Nestor was not involved in the shooting, but rather a resident of a cardboard box neatly situated near the crime scene. Detectives interviewed and later released him, but not before giving him loose change for coffee.

It was outside the police station that I was prompted to follow Nestor as he went back to his cardboard box. There, I realized he had some mental issues, but his answers still were coherent. He told me he did not know his last name, nor did he remember where he came from and how he ended up homeless.

Nestor said he had been living in his cardboard box for several years, changing it from time to time. His face that night had cuts and bruises — he said two other homeless men assaulted him the night prior while trying to steal his “home.”

Since that chance meeting, I made it a point to visit Nestor every couple of days to see if he was still around — I tried to get him to a shelter, but he refused to leave his box. So, it was inside this box that Nestor and I shared meals, cracked jokes and talked about life.

During that time, I was able to better know the man, met some of his “homeless” buddies, who told me no shelter would take them, so they often slept on the steps of a nearby church. When it rained, they would find a tree somewhere and sleep under it.

During one of our many conversations, Nestor said he had no recollection of having a family, and he highly doubted if anyone even knew he existed — well, except the cops who once in a while would bust him for vagrancy.

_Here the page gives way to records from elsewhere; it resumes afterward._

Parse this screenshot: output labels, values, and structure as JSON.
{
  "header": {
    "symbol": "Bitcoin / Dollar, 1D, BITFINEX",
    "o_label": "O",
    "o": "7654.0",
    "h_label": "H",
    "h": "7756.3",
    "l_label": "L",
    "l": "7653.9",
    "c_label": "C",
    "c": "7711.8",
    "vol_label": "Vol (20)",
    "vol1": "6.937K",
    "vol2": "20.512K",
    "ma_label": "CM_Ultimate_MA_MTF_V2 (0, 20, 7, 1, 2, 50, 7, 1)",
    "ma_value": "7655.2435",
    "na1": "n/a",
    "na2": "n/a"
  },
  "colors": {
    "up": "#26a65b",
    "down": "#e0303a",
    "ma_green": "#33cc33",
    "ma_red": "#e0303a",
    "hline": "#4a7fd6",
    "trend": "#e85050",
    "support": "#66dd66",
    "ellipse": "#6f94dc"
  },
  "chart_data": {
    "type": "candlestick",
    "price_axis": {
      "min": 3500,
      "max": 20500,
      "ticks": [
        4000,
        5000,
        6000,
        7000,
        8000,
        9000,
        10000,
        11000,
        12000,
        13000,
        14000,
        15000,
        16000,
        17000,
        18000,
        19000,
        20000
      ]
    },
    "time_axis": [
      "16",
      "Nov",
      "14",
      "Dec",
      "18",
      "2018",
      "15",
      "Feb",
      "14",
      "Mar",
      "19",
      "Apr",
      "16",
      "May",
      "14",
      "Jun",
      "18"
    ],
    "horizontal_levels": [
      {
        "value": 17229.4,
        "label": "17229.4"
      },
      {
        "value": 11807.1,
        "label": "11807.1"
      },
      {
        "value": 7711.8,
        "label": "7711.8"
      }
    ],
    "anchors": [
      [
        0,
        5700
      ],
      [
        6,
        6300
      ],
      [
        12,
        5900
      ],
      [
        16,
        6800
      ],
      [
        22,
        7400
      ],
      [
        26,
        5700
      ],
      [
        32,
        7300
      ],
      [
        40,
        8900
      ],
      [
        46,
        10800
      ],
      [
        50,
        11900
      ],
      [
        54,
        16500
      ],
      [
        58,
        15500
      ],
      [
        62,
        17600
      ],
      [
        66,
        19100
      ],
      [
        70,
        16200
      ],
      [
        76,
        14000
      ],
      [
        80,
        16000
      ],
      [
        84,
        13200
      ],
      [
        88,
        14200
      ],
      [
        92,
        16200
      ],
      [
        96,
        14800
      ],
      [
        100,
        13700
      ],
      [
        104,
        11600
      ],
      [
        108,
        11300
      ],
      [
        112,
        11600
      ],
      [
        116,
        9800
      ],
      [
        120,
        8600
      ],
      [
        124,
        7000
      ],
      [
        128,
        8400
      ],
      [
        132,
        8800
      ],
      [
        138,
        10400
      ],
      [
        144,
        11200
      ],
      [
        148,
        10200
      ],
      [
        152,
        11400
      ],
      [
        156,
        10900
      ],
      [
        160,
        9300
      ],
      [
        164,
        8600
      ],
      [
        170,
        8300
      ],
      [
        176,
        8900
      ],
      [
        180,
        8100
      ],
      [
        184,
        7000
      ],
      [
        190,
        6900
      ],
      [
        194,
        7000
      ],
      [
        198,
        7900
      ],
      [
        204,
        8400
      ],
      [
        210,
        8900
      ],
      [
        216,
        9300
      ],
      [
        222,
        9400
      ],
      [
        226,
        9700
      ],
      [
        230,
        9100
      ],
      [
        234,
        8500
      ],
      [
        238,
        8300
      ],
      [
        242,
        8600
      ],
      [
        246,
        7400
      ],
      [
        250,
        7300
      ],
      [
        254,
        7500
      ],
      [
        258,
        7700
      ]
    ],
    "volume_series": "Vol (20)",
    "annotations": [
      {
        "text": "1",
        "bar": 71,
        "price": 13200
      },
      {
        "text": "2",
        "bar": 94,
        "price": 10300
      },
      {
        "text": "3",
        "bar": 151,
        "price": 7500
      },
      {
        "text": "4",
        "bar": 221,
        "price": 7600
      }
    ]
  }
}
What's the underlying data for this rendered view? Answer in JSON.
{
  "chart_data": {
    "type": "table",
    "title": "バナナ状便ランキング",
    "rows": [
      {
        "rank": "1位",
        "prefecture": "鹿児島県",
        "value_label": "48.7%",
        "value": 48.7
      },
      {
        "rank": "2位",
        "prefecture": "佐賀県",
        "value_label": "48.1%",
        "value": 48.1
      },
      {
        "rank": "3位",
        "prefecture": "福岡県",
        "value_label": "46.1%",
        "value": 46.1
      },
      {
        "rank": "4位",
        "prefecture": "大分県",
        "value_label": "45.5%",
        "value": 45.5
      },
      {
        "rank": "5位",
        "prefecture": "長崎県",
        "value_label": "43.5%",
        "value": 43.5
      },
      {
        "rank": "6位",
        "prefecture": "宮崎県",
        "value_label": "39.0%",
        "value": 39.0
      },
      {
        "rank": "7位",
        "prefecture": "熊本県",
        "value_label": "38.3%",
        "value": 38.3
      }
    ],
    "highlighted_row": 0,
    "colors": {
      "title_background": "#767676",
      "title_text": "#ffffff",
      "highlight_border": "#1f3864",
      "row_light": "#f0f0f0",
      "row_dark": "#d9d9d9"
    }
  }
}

People, he said, were afraid to even touch him because he was filthy and smelled like rotting garbage.

Later that month, I was reassigned to cover the military. I told Nestor I would be back to see him the first chance I got.

As I walked away from the alley, I looked back and glanced at my friend. He had a smile on his face as he waved from a distance. He took another look at me as he walked toward his box, his home. There was a chill in the air right before I got in my car. I drove away just as the rain started falling.

I thought about circling the block to see if Nestor was keeping dry, but decided not to — the Army Ranger taking me to a military base camp was waiting at the airport.

That would be the last time I would see my friend.

One official told me of finding Nestor dead one evening. With no known family, he was buried in a government plot, where most of the homeless of Manila are laid to rest.

And like many, Nestor was logged as an “unknown male,” in the government’s books. He, like those who came before him, had become simply a statistic.

Nestor died as he lived — alone.

To this day I still wonder if anyone ever cried for him.